By Stephen Brookes • The Washington Post • March 18, 2012
The early 17th century was an exciting, even pathbreaking time for women in music, not least due to the achievements of Francesca Caccini, a famous singer in the Medici court who — far more significantly — was also a composer of remarkable imagination and skill. The Folger Consort turned a spotlight on Caccini on Friday night with “The Songbird,” a collection of works by Caccini and others of her time that showcased the fine young soprano Michele Kennedy, and the ensemble made a good case that Caccini may be the most interesting composer you’ve never heard of.
The concert, held in the Folger Shakespeare Library’s Elizabethan Theatre, opened with “Dal mi permesso,” an aria from Claudio Monteverdi’s infinitely influential opera “L’Orfeo.” The ensemble (Consort founders Robert Eisenstein on violin and Christopher Kendall on theorbo, with harpsichordist Joseph Gascho and Risa Browder on violin) took the work at a languid pace, and Kennedy approached it with quiet reserve, favoring beauty and sweetness over drama and depth.
It quickly became clear that Kennedy has a lovely voice, well controlled and agreeably warm. But as she showed throughout the evening, it’s the gentle warmth of spring rather than the burning heat of summer. Five complex and varied songs from Caccini’s 1618 collection, “Il Primo Libro delle Musiche,” were laced through the program, and though the music was fascinating, Kennedy approached each piece rather politely, substituting mild melancholy for probing drama and polishing every edge to softness. You longed to hear her dig to the music’s core: Even wrenching songs such as Barbara Strozzi’s “L’Eraclito Amoroso” (“Every sadness assails me / Every sorrow lasts eternally”) left only a vague sense of pleasantness in the ears.

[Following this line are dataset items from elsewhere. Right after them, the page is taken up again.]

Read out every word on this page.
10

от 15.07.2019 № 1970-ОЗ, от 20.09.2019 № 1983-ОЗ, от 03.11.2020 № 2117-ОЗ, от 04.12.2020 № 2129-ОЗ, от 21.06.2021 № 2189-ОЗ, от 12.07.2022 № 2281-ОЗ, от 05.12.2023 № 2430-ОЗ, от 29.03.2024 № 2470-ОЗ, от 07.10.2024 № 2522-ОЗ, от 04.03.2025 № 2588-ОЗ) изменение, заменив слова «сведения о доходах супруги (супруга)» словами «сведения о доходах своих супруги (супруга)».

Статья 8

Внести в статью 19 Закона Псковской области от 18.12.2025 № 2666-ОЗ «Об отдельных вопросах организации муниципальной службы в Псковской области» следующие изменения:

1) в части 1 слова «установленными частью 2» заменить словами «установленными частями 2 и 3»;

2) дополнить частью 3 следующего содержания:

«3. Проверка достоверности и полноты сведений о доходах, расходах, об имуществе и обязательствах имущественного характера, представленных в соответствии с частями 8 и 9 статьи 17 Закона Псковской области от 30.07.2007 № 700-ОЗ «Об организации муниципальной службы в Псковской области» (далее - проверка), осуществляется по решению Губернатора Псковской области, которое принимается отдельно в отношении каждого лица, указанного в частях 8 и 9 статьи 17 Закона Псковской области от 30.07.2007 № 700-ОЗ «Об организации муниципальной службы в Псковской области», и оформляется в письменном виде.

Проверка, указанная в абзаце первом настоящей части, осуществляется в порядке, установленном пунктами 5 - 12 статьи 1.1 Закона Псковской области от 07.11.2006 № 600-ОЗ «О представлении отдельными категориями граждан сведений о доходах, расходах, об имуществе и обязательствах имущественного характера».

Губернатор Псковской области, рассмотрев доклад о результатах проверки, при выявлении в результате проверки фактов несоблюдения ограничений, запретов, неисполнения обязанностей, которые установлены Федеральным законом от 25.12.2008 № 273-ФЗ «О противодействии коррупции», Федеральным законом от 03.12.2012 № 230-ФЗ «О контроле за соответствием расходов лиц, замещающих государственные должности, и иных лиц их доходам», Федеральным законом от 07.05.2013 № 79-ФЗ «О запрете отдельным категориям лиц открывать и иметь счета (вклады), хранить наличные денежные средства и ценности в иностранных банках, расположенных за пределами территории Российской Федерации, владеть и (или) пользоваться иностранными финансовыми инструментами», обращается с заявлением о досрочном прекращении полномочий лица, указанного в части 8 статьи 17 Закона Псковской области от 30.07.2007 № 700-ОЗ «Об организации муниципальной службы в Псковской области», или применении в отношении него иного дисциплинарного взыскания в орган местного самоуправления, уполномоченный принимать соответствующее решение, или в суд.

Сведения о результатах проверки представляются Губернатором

Edge came in spades, though, in the instrumental playing. Harpsichordist Gascho turned in a superb reading of a toccata by Girolamo Frescobaldi, and Eisenstein performed the same composer’s “Canzona per basso solo” with great wit on the viol. But the most flavorful and expressive musicianship of the evening came from violinist Browder. Dressed in an artfully ragged outfit — she looked as if she’d just been attacked by a herd of cats — Browder brought real fire to Marco Uccellini’s “Sonata per violino,” and her account of Giovanni Baptista Fontana’s “Sonata per due violini” (in which she was joined by Eisenstein) provided some of the most electrifying moments of the evening.